You tend to get a call from a researcher or producer in advance of any live broadcast so that the presenter can be properly briefed on both the subject and the spokesperson. This is exactly what happened yesterday, and since then I haven't really being able to stop thinking about one of the questions I was asked: 'How did cope after your wife died?'

'God, that's a big question,' I began. 'I don't even know how to answer that. How am I even coping now?' I asked, rhetorically - a question that I've been asking myself over and over today.

Earlier this evening I saw Jo Cox's sister give a heartfelt statement to a crowd in her local constituency with her family rallied around. I was struck not only by her incredible words but also the strength of her tone and overall posture. She articulated herself with the fortitude of someone not in immediate pain but rather in recovery. Or at least that's what most people would think.I could never do that, I imagined people saying as they watched her on TV.She's so strong, I could hear the Gogglebox crowd saying as they wiped away their tears.

I witnessed a woman who was admirable in her composure but I also recognised the shock she was both suffering from and surviving off. You see, shock is the body's way of stopping your mind from falling apart. Without it, such sudden tragedy would make anyone break down. When people say that they would never be able to cope if they suffered a terrible loss, it's not so much because they can't imagine losing someone but more because they can't fathom the body's natural (and yet somehow completely unnatural) response. A reaction that emboldens us to carry ourselves way beyond our own expectations.

I was very moved by the family's words but I was perhaps more struck by those of the BBC news presenter who spoke immediately afterwards.

'There's a sense of things getting back to normal today,' she explained.

Although this sentence is a much abridged version of what she went on to say, I quickly drifted off as my mind connected her comment to the question posed to me by someone else from the BBC earlier the same day: 'How did you cope after your wife died?'

Both comments, to me at least, implied impermanence and that confused me.

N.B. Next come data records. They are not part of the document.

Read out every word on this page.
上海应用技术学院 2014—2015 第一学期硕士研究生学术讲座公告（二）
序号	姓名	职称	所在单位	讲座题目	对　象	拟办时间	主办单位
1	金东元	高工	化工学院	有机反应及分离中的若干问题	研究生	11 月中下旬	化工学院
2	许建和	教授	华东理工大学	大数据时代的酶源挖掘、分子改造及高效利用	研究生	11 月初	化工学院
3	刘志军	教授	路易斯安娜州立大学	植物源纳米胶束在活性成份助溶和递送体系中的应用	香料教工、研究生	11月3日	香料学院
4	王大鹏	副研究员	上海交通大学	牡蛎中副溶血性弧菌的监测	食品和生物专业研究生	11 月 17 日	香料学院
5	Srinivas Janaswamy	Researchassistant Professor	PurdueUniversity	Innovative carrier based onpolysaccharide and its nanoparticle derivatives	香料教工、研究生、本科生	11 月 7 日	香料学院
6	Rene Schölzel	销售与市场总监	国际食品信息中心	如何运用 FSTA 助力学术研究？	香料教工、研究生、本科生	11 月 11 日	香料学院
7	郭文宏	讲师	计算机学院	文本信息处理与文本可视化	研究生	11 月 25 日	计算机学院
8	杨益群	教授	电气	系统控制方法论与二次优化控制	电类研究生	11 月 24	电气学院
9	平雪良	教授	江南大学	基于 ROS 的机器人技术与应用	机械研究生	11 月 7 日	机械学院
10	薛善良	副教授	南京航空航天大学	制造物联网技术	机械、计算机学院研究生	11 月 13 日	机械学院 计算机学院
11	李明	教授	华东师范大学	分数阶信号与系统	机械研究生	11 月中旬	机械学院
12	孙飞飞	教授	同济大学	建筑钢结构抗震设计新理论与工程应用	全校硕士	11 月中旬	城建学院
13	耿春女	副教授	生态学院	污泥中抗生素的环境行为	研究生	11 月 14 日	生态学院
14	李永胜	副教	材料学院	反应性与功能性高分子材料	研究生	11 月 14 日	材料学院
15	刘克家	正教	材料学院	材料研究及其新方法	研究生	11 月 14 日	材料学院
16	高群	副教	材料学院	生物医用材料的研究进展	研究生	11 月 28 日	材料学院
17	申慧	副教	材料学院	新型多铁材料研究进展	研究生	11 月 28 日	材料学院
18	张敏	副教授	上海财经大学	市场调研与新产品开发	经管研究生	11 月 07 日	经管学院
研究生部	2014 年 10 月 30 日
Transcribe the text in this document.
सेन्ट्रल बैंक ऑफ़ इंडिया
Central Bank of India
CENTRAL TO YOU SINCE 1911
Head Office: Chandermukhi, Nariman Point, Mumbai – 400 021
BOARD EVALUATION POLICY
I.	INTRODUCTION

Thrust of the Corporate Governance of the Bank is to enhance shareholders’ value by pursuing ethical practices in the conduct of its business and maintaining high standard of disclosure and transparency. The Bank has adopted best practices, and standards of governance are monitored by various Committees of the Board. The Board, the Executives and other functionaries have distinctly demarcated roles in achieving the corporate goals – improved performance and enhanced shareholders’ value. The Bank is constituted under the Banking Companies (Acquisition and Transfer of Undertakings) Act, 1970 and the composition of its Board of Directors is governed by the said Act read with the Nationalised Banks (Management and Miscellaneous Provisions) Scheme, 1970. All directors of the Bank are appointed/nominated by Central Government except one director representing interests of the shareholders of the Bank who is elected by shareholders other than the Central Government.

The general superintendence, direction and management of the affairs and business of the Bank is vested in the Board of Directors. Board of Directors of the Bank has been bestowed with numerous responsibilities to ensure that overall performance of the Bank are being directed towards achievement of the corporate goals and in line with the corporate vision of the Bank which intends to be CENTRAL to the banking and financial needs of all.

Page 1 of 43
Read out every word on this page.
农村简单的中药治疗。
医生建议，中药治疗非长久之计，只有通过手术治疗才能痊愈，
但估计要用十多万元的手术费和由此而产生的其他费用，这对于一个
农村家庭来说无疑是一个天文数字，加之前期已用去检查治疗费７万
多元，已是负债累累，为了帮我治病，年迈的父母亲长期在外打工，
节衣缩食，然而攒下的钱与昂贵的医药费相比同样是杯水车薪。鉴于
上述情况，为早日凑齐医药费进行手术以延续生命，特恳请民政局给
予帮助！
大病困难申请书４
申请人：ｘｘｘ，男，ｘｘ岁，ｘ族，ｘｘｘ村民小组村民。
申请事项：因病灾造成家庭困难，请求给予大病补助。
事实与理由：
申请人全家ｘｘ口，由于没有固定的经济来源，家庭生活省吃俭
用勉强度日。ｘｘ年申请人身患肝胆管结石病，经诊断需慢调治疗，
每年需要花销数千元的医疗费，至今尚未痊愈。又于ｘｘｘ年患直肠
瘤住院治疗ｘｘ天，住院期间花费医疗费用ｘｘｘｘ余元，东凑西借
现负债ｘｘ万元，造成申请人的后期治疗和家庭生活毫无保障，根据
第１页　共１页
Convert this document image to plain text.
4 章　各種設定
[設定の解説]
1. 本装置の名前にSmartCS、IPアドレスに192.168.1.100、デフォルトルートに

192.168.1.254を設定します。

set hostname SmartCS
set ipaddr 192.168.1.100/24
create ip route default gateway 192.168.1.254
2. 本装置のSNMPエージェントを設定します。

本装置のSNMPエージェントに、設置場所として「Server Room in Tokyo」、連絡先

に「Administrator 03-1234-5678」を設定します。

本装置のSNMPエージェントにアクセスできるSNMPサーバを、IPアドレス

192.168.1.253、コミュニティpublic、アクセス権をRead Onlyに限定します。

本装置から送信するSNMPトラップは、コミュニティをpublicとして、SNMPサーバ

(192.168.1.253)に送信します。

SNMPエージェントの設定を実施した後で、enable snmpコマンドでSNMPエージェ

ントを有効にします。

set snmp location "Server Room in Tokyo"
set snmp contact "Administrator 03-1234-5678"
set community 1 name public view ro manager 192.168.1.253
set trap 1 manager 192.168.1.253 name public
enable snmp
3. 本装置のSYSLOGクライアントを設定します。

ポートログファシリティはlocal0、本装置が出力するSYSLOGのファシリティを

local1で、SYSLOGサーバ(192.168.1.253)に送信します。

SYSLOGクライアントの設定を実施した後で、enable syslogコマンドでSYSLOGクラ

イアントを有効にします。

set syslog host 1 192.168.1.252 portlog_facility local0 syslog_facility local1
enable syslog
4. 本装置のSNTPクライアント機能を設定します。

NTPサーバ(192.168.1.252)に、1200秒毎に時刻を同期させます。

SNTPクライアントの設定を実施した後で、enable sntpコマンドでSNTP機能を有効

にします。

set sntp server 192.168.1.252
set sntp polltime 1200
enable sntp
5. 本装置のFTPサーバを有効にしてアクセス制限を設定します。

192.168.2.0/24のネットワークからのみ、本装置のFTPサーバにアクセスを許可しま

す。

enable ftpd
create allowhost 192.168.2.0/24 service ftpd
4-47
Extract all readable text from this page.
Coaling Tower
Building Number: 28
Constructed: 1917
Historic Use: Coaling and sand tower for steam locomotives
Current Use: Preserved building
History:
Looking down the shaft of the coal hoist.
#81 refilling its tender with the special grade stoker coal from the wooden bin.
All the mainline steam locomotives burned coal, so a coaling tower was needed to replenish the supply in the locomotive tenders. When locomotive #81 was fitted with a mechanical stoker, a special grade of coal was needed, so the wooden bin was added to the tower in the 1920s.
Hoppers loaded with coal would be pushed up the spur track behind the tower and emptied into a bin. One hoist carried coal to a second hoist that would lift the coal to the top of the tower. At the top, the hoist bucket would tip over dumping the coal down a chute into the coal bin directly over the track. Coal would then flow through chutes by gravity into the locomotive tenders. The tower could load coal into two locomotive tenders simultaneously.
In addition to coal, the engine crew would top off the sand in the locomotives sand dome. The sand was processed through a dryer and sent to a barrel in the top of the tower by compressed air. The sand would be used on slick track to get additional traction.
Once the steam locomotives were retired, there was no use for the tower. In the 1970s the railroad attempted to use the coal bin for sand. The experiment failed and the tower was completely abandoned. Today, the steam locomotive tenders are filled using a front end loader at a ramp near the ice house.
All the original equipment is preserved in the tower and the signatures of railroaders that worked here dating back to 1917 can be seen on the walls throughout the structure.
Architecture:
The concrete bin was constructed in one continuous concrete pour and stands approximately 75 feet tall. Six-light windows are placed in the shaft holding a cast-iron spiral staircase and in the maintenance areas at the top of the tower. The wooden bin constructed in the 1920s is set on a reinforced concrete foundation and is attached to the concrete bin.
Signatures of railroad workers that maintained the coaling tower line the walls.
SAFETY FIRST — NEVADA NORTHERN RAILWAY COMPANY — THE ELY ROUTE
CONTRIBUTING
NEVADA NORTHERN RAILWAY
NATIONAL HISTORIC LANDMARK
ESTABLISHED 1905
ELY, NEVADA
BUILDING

'How did I cope?' I replied, 'I still am coping.'

And the idea that things were 'getting back to normal' so soon could only be true to those who were distantly (and perhaps blissfully) removed from the gravity of the situation of that poor, grief-stricken family.Later that evening the radio presenter asked me which calendar days were the hardest for me since my wife died. Perhaps with Father's Day looming he assumed I'd say days like that. But again, these are the answers or insights that people probably expect only when they have no close contact to such an life-changing loss.

The truth is I find myself entirely prepared for Mother's Day, Father's Day, birthdays and Christmas, largely because I know exactly when they are coming and - in my experience - the anticipation is always worse than the reality.

Grief, however, tends not to befriend predictability. People often get in touch to offer their support on special anniversaries, but how could they ever anticipate that 'day 1315' could be so much worse than any 'significant' calendar date. Well that was yesterday and it was. And that's perhaps because kids wait not for 'happy holidays' to really open up about how they feel about their loss, but rather for a quiet and intimate time like my son and I had together at home last night.

I suppose incomprehension and hope are what make people imagine loss as something transitory. And yet it's beginning to understand its permanence - whether as an adult or a child - that truly causes the pain.